Individual Regret in Cooperative Stochastic Multi-Armed Bandits
Idan Barnea, Tal Lancewicki, Yishay Mansour
TL;DR
This paper analyzes cooperative stochastic MAB on graphs with $m$ agents and $A$ arms, introducing Coop-SE for decentralized, message-passing learning. It proves diameter-free per-agent regret bounds of ${O}(\mathcal{R}/m + A^2 + A\sqrt{\log(T)})$ (and minimax ${O}(\sqrt{TA\log T / m} + A^2 + A\sqrt{\log T})$), along with matching lower bounds and extensions under CONGEST and limited-round communication. The results show that cooperation can dramatically reduce individual regret without depending on graph diameter, while maintaining robustness under constrained communication. The work also provides lower bounds, discusses random-action variants, and outlines several practical directions for reducing communication further while preserving performance. Overall, the study advances distributed learning in stochastic MABs by delivering diameter-free, near-optimal, communication-aware guarantees with broad implications for networked decision-making systems.
Abstract
We study the regret in stochastic Multi-Armed Bandits (MAB) with multiple agents that communicate over an arbitrary connected communication graph.
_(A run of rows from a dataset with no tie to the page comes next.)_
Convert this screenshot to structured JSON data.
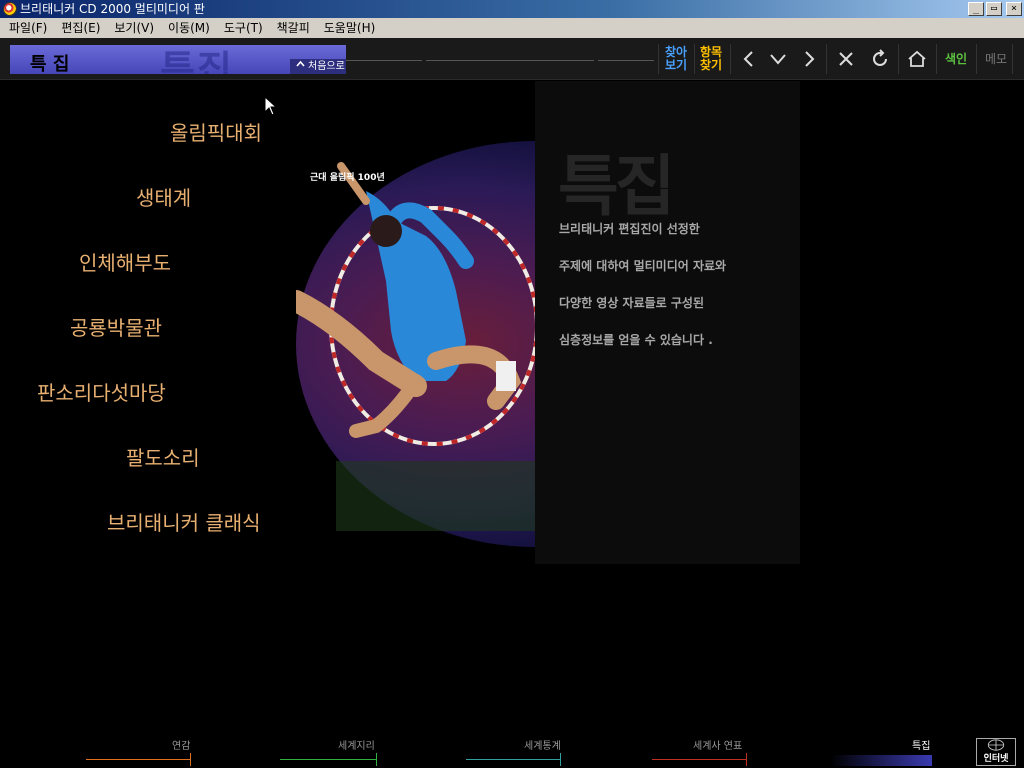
{
  "titlebar": {
    "title": "브리태니커 CD 2000 멀티미디어 판",
    "minimize": "_",
    "maximize": "▭",
    "close": "×"
  },
  "menubar": {
    "items": [
      "파일(F)",
      "편집(E)",
      "보기(V)",
      "이동(M)",
      "도구(T)",
      "책갈피",
      "도움말(H)"
    ]
  },
  "toolbar": {
    "section_title": "특 집",
    "section_ghost": "특집",
    "home_label": "처음으로",
    "browse_label_1": "찾아",
    "browse_label_2": "보기",
    "item_find_label_1": "항목",
    "item_find_label_2": "찾기",
    "index_label": "색인",
    "memo_label": "메모",
    "colors": {
      "browse": "#4aa0ff",
      "item_find": "#ffc000",
      "index": "#5cc040",
      "memo": "#777777"
    }
  },
  "left_menu": {
    "items": [
      "올림픽대회",
      "생태계",
      "인체해부도",
      "공룡박물관",
      "판소리다섯마당",
      "팔도소리",
      "브리태니커 클래식"
    ]
  },
  "feature": {
    "caption": "근대 올림픽 100년",
    "big_title": "특집",
    "description": [
      "브리태니커 편집진이 선정한",
      "주제에 대하여 멀티미디어 자료와",
      "다양한 영상 자료들로 구성된",
      "심층정보를 얻을 수 있습니다 ."
    ]
  },
  "bottom_nav": {
    "items": [
      "연감",
      "세계지리",
      "세계통계",
      "세계사 연표",
      "특집"
    ],
    "colors": [
      "#e07020",
      "#30b040",
      "#30a0a0",
      "#c03020",
      "#3a3ab0"
    ],
    "internet_label": "인터넷"
  }
}
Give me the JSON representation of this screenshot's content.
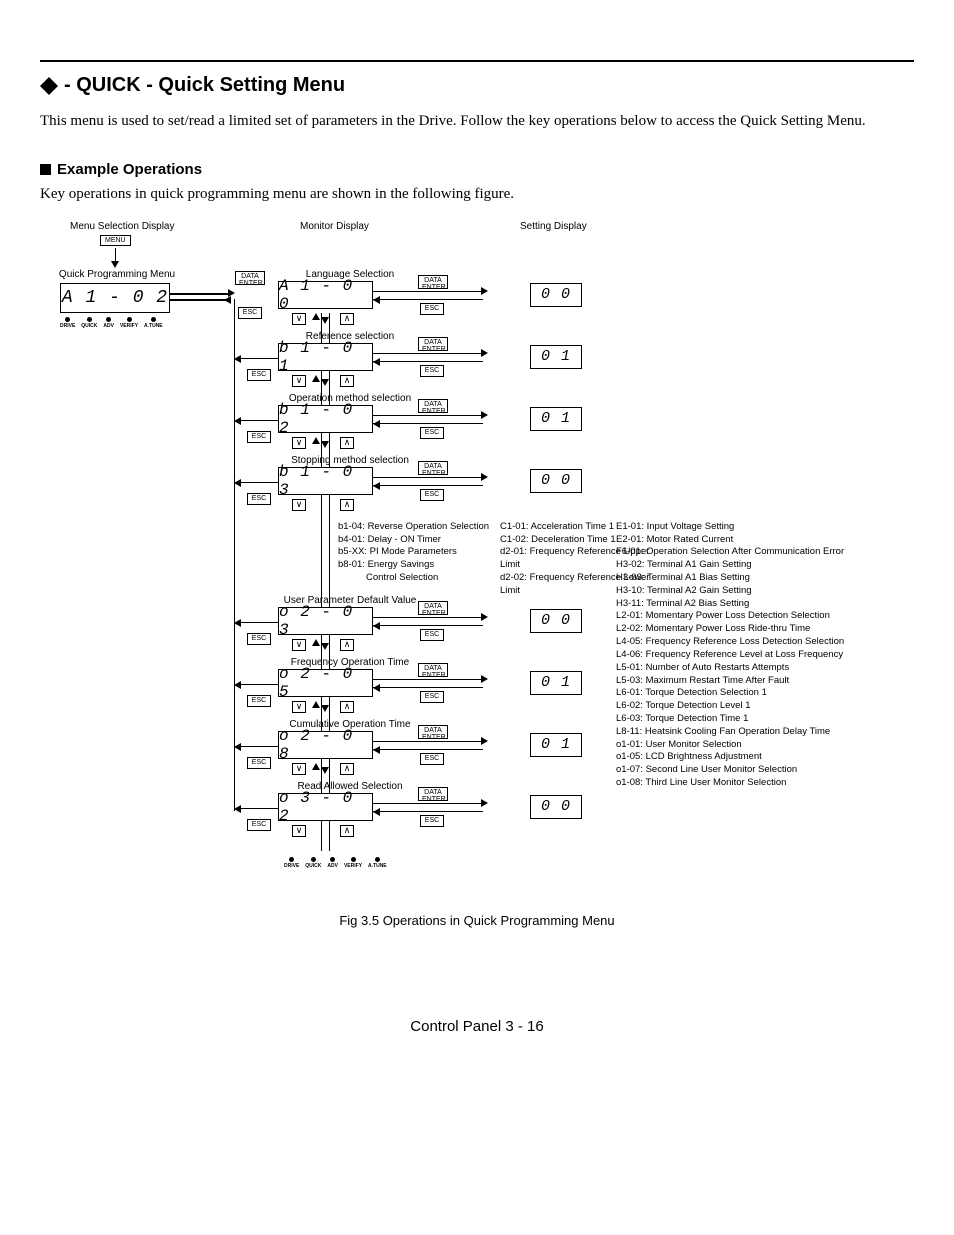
{
  "page": {
    "section_title": " - QUICK -  Quick Setting Menu",
    "intro": "This menu is used to set/read a limited set of parameters in the Drive. Follow the key operations below to access the Quick Setting Menu.",
    "subheading": "Example Operations",
    "lead": "Key operations in quick programming menu are shown in the following figure.",
    "figure_caption": "Fig 3.5  Operations in Quick Programming Menu",
    "footer": "Control Panel  3 - 16"
  },
  "headers": {
    "menu_sel": "Menu Selection Display",
    "monitor": "Monitor Display",
    "setting": "Setting Display",
    "quick_prog": "Quick Programming Menu"
  },
  "buttons": {
    "menu": "MENU",
    "data_enter": "DATA\nENTER",
    "esc": "ESC",
    "down": "∨",
    "up": "∧"
  },
  "leds": [
    "DRIVE",
    "QUICK",
    "ADV",
    "VERIFY",
    "A.TUNE"
  ],
  "left_display": "A 1 - 0 2",
  "monitor_rows": [
    {
      "label": "Language Selection",
      "value": "A 1 - 0 0",
      "result": "0 0"
    },
    {
      "label": "Reference selection",
      "value": "b 1 - 0 1",
      "result": "0 1"
    },
    {
      "label": "Operation method selection",
      "value": "b 1 - 0 2",
      "result": "0 1"
    },
    {
      "label": "Stopping method selection",
      "value": "b 1 - 0 3",
      "result": "0 0"
    },
    {
      "label": "User Parameter Default Value",
      "value": "o 2 - 0 3",
      "result": "0 0"
    },
    {
      "label": "Frequency Operation Time",
      "value": "o 2 - 0 5",
      "result": "0 1"
    },
    {
      "label": "Cumulative Operation Time",
      "value": "o 2 - 0 8",
      "result": "0 1"
    },
    {
      "label": "Read Allowed Selection",
      "value": "o 3 - 0 2",
      "result": "0 0"
    }
  ],
  "mid_params_col1": [
    "b1-04: Reverse Operation Selection",
    "b4-01: Delay - ON Timer",
    "b5-XX: PI Mode Parameters",
    "b8-01: Energy Savings",
    "Control Selection"
  ],
  "mid_params_col2": [
    "C1-01: Acceleration Time 1",
    "C1-02: Deceleration Time 1",
    "d2-01: Frequency Reference Upper Limit",
    "d2-02: Frequency Reference Lower Limit"
  ],
  "right_params": [
    "E1-01: Input Voltage Setting",
    "E2-01: Motor Rated Current",
    "F6-01: Operation Selection After Communication Error",
    "H3-02: Terminal A1 Gain Setting",
    "H3-03: Terminal A1 Bias Setting",
    "H3-10: Terminal A2 Gain Setting",
    "H3-11: Terminal A2 Bias Setting",
    "L2-01: Momentary Power Loss Detection Selection",
    "L2-02: Momentary Power Loss Ride-thru Time",
    "L4-05: Frequency Reference Loss Detection Selection",
    "L4-06: Frequency Reference Level at Loss Frequency",
    "L5-01: Number of Auto Restarts Attempts",
    "L5-03: Maximum Restart Time After Fault",
    "L6-01: Torque Detection Selection 1",
    "L6-02: Torque Detection Level 1",
    "L6-03: Torque Detection Time 1",
    "L8-11: Heatsink Cooling Fan Operation Delay Time",
    "o1-01: User Monitor Selection",
    "o1-05: LCD Brightness Adjustment",
    "o1-07: Second Line User Monitor Selection",
    "o1-08: Third Line User Monitor Selection"
  ]
}
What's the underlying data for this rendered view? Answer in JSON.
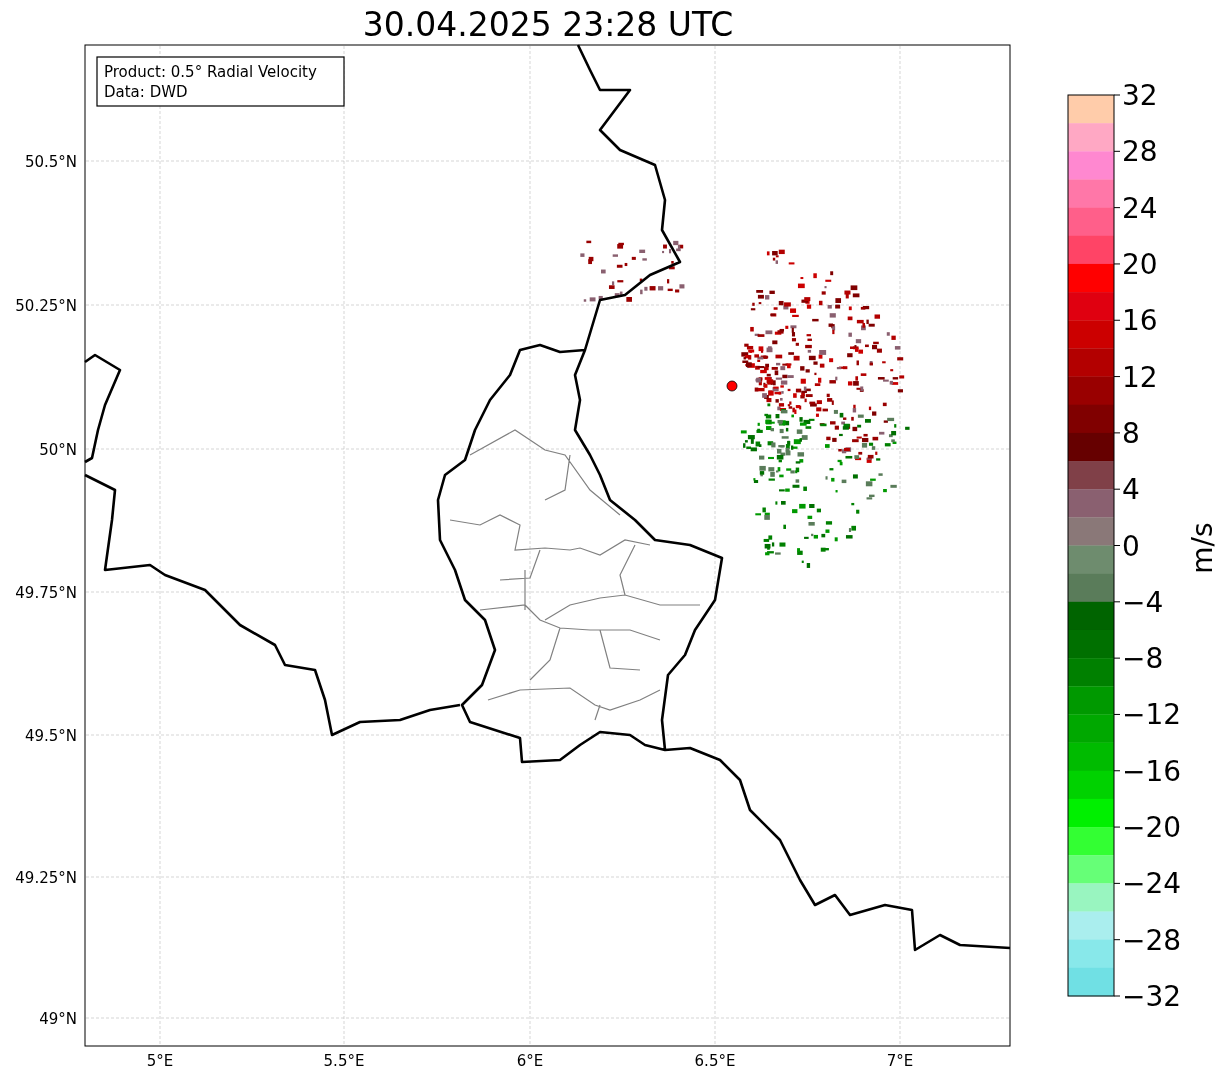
{
  "title": "30.04.2025 23:28 UTC",
  "legend": [
    "Product: 0.5° Radial Velocity",
    "Data: DWD"
  ],
  "map": {
    "lat_labels": [
      "50.5°N",
      "50.25°N",
      "50°N",
      "49.75°N",
      "49.5°N",
      "49.25°N",
      "49°N"
    ],
    "lon_labels": [
      "5°E",
      "5.5°E",
      "6°E",
      "6.5°E",
      "7°E"
    ]
  },
  "colorbar": {
    "label": "m/s",
    "ticks": [
      "32",
      "28",
      "24",
      "20",
      "16",
      "12",
      "8",
      "4",
      "0",
      "−4",
      "−8",
      "−12",
      "−16",
      "−20",
      "−24",
      "−28",
      "−32"
    ],
    "segments": [
      {
        "color": "#ffccaa"
      },
      {
        "color": "#ffa8c4"
      },
      {
        "color": "#ff88d0"
      },
      {
        "color": "#ff77a8"
      },
      {
        "color": "#ff5f8a"
      },
      {
        "color": "#ff4466"
      },
      {
        "color": "#ff0000"
      },
      {
        "color": "#e00010"
      },
      {
        "color": "#cc0000"
      },
      {
        "color": "#b30000"
      },
      {
        "color": "#990000"
      },
      {
        "color": "#800000"
      },
      {
        "color": "#660000"
      },
      {
        "color": "#804048"
      },
      {
        "color": "#8a6070"
      },
      {
        "color": "#8a7878"
      },
      {
        "color": "#6e8c6e"
      },
      {
        "color": "#5a7c5a"
      },
      {
        "color": "#006400"
      },
      {
        "color": "#007000"
      },
      {
        "color": "#008000"
      },
      {
        "color": "#009900"
      },
      {
        "color": "#00a800"
      },
      {
        "color": "#00bb00"
      },
      {
        "color": "#00d200"
      },
      {
        "color": "#00f000"
      },
      {
        "color": "#33ff33"
      },
      {
        "color": "#66ff77"
      },
      {
        "color": "#99f5c0"
      },
      {
        "color": "#aaeeee"
      },
      {
        "color": "#88e8ea"
      },
      {
        "color": "#70e0e4"
      }
    ]
  }
}
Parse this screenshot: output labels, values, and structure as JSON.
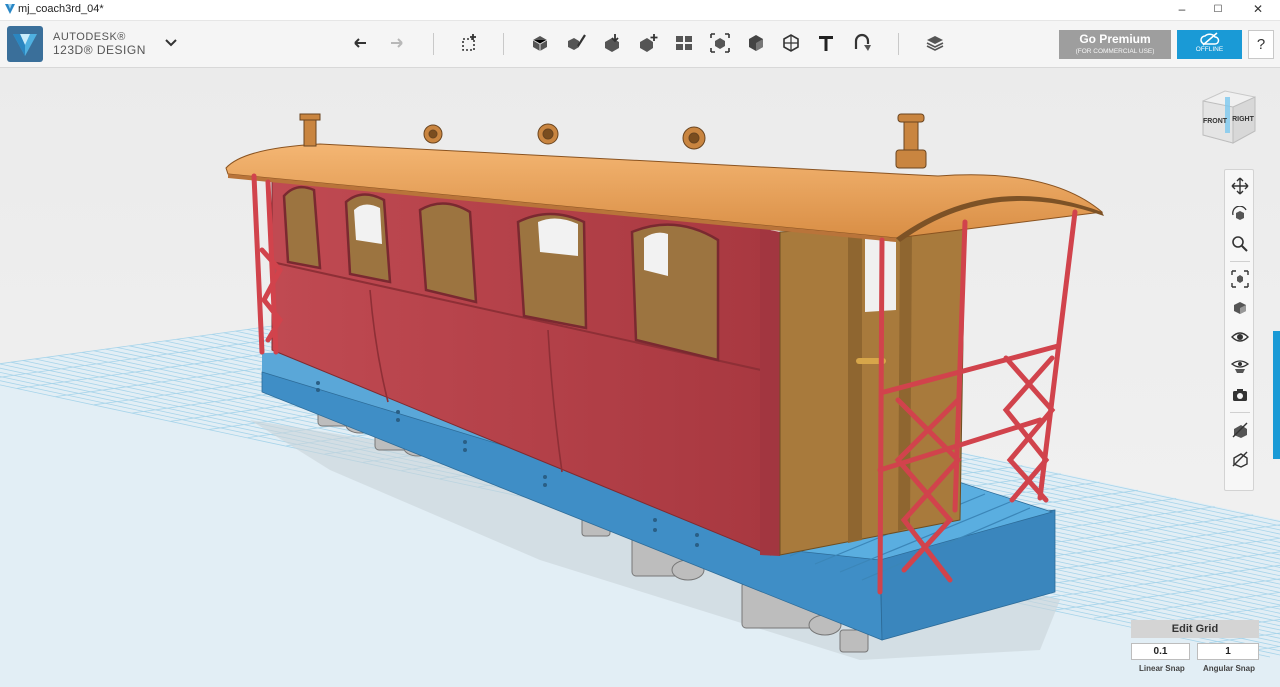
{
  "window": {
    "title": "mj_coach3rd_04*",
    "minimize": "–",
    "maximize": "☐",
    "close": "✕"
  },
  "brand": {
    "line1": "AUTODESK®",
    "line2": "123D® DESIGN"
  },
  "toolbar": {
    "tools": [
      "undo-icon",
      "redo-icon",
      "primitives-icon",
      "sketch-icon",
      "construct-icon",
      "modify-icon",
      "pattern-icon",
      "grouping-icon",
      "snap-icon",
      "combine-icon",
      "measure-icon",
      "text-icon",
      "material-icon",
      "layers-icon"
    ]
  },
  "premium": {
    "label": "Go Premium",
    "sub": "(FOR COMMERCIAL USE)"
  },
  "offline": {
    "label": "OFFLINE"
  },
  "help": {
    "label": "?"
  },
  "viewcube": {
    "front": "FRONT",
    "right": "RIGHT"
  },
  "nav": {
    "items": [
      "pan-icon",
      "orbit-icon",
      "zoom-icon",
      "fit-icon",
      "view-icon",
      "visibility-icon",
      "material-display-icon",
      "snapshot-icon",
      "solid-view-icon",
      "outline-view-icon"
    ]
  },
  "grid": {
    "title": "Edit Grid",
    "linear_value": "0.1",
    "linear_label": "Linear Snap",
    "angular_value": "1",
    "angular_label": "Angular Snap"
  },
  "colors": {
    "accent": "#1a9ad6",
    "premium": "#9e9e9e",
    "body_red": "#b24048",
    "roof": "#e9a05c",
    "chassis": "#3f8ec6",
    "interior": "#a87a3c",
    "grid_line": "#9fd1ea"
  }
}
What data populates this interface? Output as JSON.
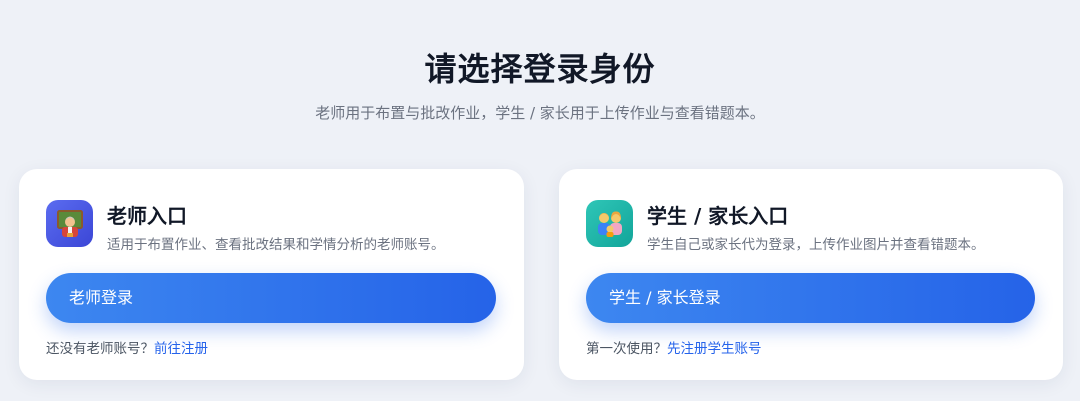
{
  "header": {
    "title": "请选择登录身份",
    "subtitle": "老师用于布置与批改作业，学生 / 家长用于上传作业与查看错题本。"
  },
  "cards": {
    "teacher": {
      "icon": "teacher-icon",
      "title": "老师入口",
      "description": "适用于布置作业、查看批改结果和学情分析的老师账号。",
      "button_label": "老师登录",
      "footer_prompt": "还没有老师账号？",
      "footer_link": "前往注册"
    },
    "student": {
      "icon": "family-icon",
      "title": "学生 / 家长入口",
      "description": "学生自己或家长代为登录，上传作业图片并查看错题本。",
      "button_label": "学生 / 家长登录",
      "footer_prompt": "第一次使用？",
      "footer_link": "先注册学生账号"
    }
  },
  "colors": {
    "background": "#eef1f7",
    "accent": "#2563eb",
    "teacher_icon_bg": "#4650e0",
    "student_icon_bg": "#1fb5a8"
  }
}
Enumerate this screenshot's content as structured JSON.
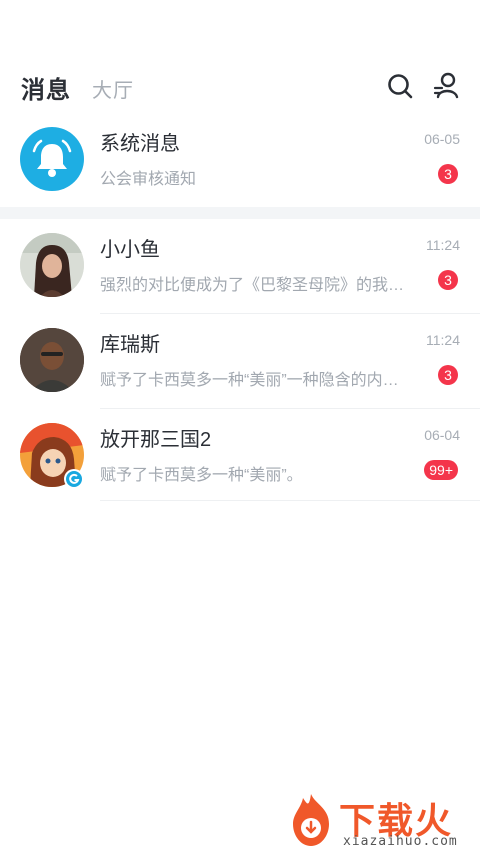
{
  "header": {
    "tab_active": "消息",
    "tab_inactive": "大厅",
    "search_icon": "search-icon",
    "contacts_icon": "contacts-icon"
  },
  "messages": [
    {
      "title": "系统消息",
      "preview": "公会审核通知",
      "time": "06-05",
      "badge": "3",
      "avatar": "bell-icon"
    },
    {
      "title": "小小鱼",
      "preview": "强烈的对比便成为了《巴黎圣母院》的我…",
      "time": "11:24",
      "badge": "3",
      "avatar": "user-photo"
    },
    {
      "title": "库瑞斯",
      "preview": "赋予了卡西莫多一种“美丽”一种隐含的内…",
      "time": "11:24",
      "badge": "3",
      "avatar": "user-photo"
    },
    {
      "title": "放开那三国2",
      "preview": "赋予了卡西莫多一种“美丽”。",
      "time": "06-04",
      "badge": "99+",
      "avatar": "game-avatar"
    }
  ],
  "watermark": {
    "text": "下载火",
    "sub": "xiazaihuo.com"
  },
  "colors": {
    "accent_blue": "#1eaee3",
    "badge_red": "#f4354b",
    "watermark_orange": "#f0582a"
  }
}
We analyzed a variant of Cooperative Successive Elimination algorithm, $\coopse$, and show an individual regret bound of ${O}(\mathcal{R} / m + A^2 + A \sqrt{\log T})$ and a nearly matching lower bound. Here $A$ is the number of actions, $T$ the time horizon, $m$ the number of agents, and $\mathcal{R} = \sum_{Δ_i > 0}\log(T)/Δ_i$ is the optimal single agent regret, where $Δ_i$ is the sub-optimality gap of action $i$. Our work is the first to show an individual regret bound in cooperative stochastic MAB that is independent of the graph's diameter. When considering communication networks there are additional considerations beyond regret, such as message size and number of communication rounds. First, we show that our regret bound holds even if we restrict the messages to be of logarithmic size. Second, for logarithmic number of communication rounds, we obtain a regret bound of ${O}(\mathcal{R} / m+A \log T)$.